なにごとかと問い詰めるアリアナ・ヴァルガ伯爵夫人に、衛兵が報告する。
「例の囚人が脱獄しました!どうやら外部の協力者の手引きによるものと思われ、いかなる手段を使ってか外壁を破壊され、そこから侵入されました!」
およそ信じ難いその報告に伯爵夫人が目を丸くする。
彼女の傍らに控えていた執事のレイス・ウォヴリックが指示を仰いだ。
「これはコロールの信用を揺るがす大事件です。すぐに追跡隊を編成し、ヤツを追いましょう!」
「待ちなさい。待って…その必要はありません」
「なんですと!?」
「おそらく彼らはウェザーレアへ逃げるつもりでしょう。あそこはコロールの管轄外です、いまから追跡隊を組織しても間に合わないでしょう。かつて、この剣が盗まれたときと同じね…でもいま、剣は帰ってきたことだし、それに、あの若者は処刑されるのを承知で、勇気をもって出頭してくれました。そんな若者の命を奪うのは、本来なら誰にとっても本望ではないでしょう?」
「しかし…」
「コロールはジェメイン兄弟を永久追放とし、この件は終わったものと判断します」
アリアナ・ヴァルガ伯爵夫人は毅然とそう言い放ち、立ち上がると、犯人の追跡に向かった衛兵たちをすべて城へ呼び戻し、他の罪人の逃亡阻止と、城の破損部分の片づけをするよう衛兵隊長に命じる。

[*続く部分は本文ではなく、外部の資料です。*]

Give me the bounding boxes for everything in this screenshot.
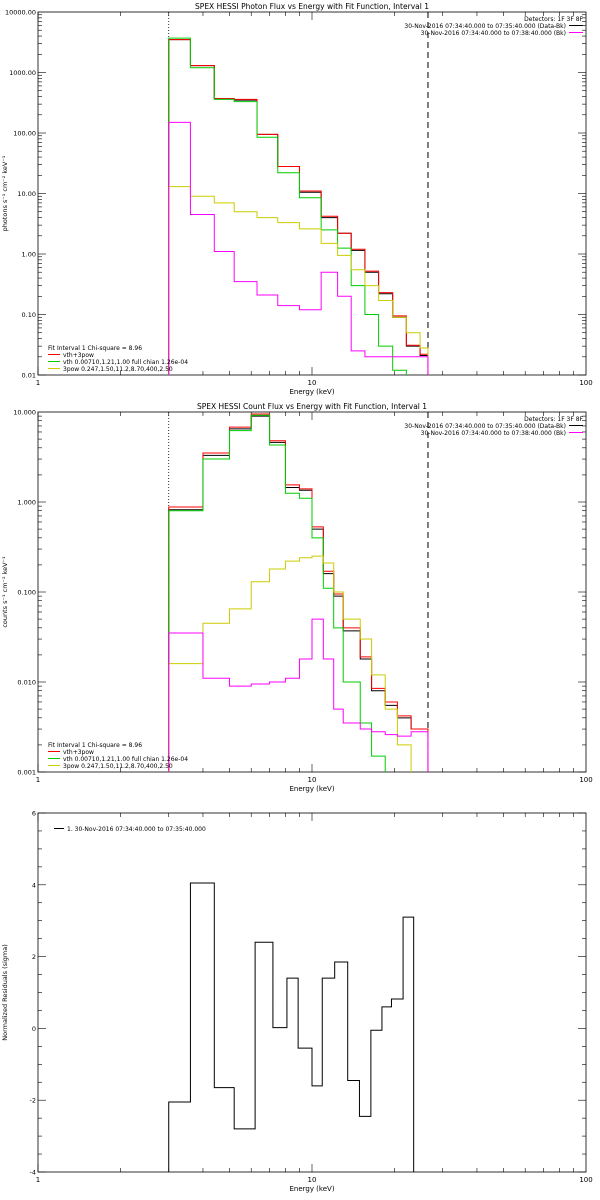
- y-tick-label: 0: [32, 1025, 36, 1033]
- y-tick-label: -2: [30, 1097, 36, 1105]
- y-tick-label: -4: [30, 1169, 36, 1177]
- series-4-histogram: [168, 555, 429, 772]
- y-axis-label: photons s⁻¹ cm⁻² keV⁻¹: [1, 155, 9, 231]
- series-3-histogram: [168, 37, 429, 375]
- plot-frame: [37, 812, 587, 1173]
- legend-entry: 1. 30-Nov-2016 07:34:40.000 to 07:35:40.…: [67, 826, 206, 833]
- y-tick-label: 1.000: [17, 499, 36, 507]
- y-axis-label: counts s⁻¹ cm⁻² keV⁻¹: [1, 556, 9, 628]
- legend-entry: vth+3pow: [63, 352, 94, 359]
- legend-entry: 3pow 0.247,1.50,11.2,8.70,400,2.50: [63, 366, 173, 373]
- series-3-histogram: [168, 414, 429, 772]
- x-axis-label: Energy (keV): [289, 388, 334, 396]
- series-5-histogram: [168, 618, 429, 772]
- legend-entry: 30-Nov-2016 07:34:40.000 to 07:38:40.000…: [421, 30, 566, 37]
- legend-entry: vth 0.00710,1.21,1.00 full chian 1.26e-0…: [63, 756, 188, 763]
- y-tick-label: 10.000: [13, 409, 36, 417]
- x-tick-label: 100: [579, 776, 592, 784]
- x-tick-label: 10: [308, 379, 317, 387]
- series-2-histogram: [168, 39, 429, 375]
- x-axis-label: Energy (keV): [289, 785, 334, 793]
- y-tick-label: 1.00: [22, 251, 36, 259]
- y-tick-label: 0.10: [22, 311, 36, 319]
- x-tick-label: 100: [579, 379, 592, 387]
- series-1-histogram: [168, 39, 429, 375]
- series-4-histogram: [168, 186, 429, 375]
- x-tick-label: 1: [36, 379, 40, 387]
- legend-entry: Fit Interval 1 Chi-square = 8.96: [48, 345, 142, 352]
- y-tick-label: 0.01: [22, 372, 36, 380]
- x-tick-label: 10: [308, 776, 317, 784]
- legend-entry: 30-Nov-2016 07:34:40.000 to 07:35:40.000…: [404, 423, 566, 430]
- y-tick-label: 6: [32, 810, 36, 818]
- series-1-histogram: [168, 882, 415, 1172]
- x-tick-label: 1: [36, 1176, 40, 1184]
- y-axis-label: Normalized Residuals (sigma): [1, 944, 9, 1041]
- plot-frame: [37, 11, 587, 376]
- y-tick-label: 0.001: [17, 769, 36, 777]
- chart-title: SPEX HESSI Count Flux vs Energy with Fit…: [197, 402, 427, 411]
- x-axis-label: Energy (keV): [289, 1185, 334, 1193]
- legend-entry: vth+3pow: [63, 749, 94, 756]
- legend-entry: Detectors: 1F 3F 8F: [524, 16, 583, 23]
- legend-entry: vth 0.00710,1.21,1.00 full chian 1.26e-0…: [63, 359, 188, 366]
- legend-entry: 3pow 0.247,1.50,11.2,8.70,400,2.50: [63, 763, 173, 770]
- y-tick-label: 2: [32, 953, 36, 961]
- y-tick-label: 0.010: [17, 679, 36, 687]
- y-tick-label: 10000.00: [5, 9, 36, 17]
- chart-panel-2: SPEX HESSI Count Flux vs Energy with Fit…: [1, 402, 593, 793]
- chart-title: SPEX HESSI Photon Flux vs Energy with Fi…: [195, 2, 429, 11]
- legend-entry: 30-Nov-2016 07:34:40.000 to 07:35:40.000…: [404, 23, 566, 30]
- chart-panel-1: SPEX HESSI Photon Flux vs Energy with Fi…: [1, 2, 593, 396]
- series-2-histogram: [168, 413, 429, 772]
- legend-entry: Detectors: 1F 3F 8F: [524, 416, 583, 423]
- chart-panel-3: 1 10 100 Energy (keV) -4 -2 0 2 4 6 Normalized Res…: [1, 810, 593, 1194]
- y-tick-label: 0.100: [17, 589, 36, 597]
- y-tick-label: 4: [32, 881, 36, 889]
- x-tick-label: 10: [308, 1176, 317, 1184]
- y-tick-label: 100.00: [13, 130, 36, 138]
- x-tick-label: 1: [36, 776, 40, 784]
- legend-entry: Fit Interval 1 Chi-square = 8.96: [48, 742, 142, 749]
- x-tick-label: 100: [579, 1176, 592, 1184]
- y-tick-label: 1000.00: [9, 69, 36, 77]
- series-1-histogram: [168, 415, 429, 772]
- series-5-histogram: [168, 121, 429, 375]
- legend-entry: 30-Nov-2016 07:34:40.000 to 07:38:40.000…: [421, 430, 566, 437]
- plot-frame: [37, 411, 587, 773]
- y-tick-label: 10.00: [17, 190, 36, 198]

不安そうな表情をするレイスに振り向くと、伯爵夫人は楚々とした笑みを浮かべた。
「城壁の修繕が終わるまでは、風通しが良くなりますね」
その頃、リアとレイナルドの二人は。
「姐さん、まだ着かないの?」
『うっさいわ!なんもかもおぬしのせいじゃろうが、まったくもう』
逆向きに座るレイナルドを乗せ、リアは一路ウェザーレアへと向かうのであった。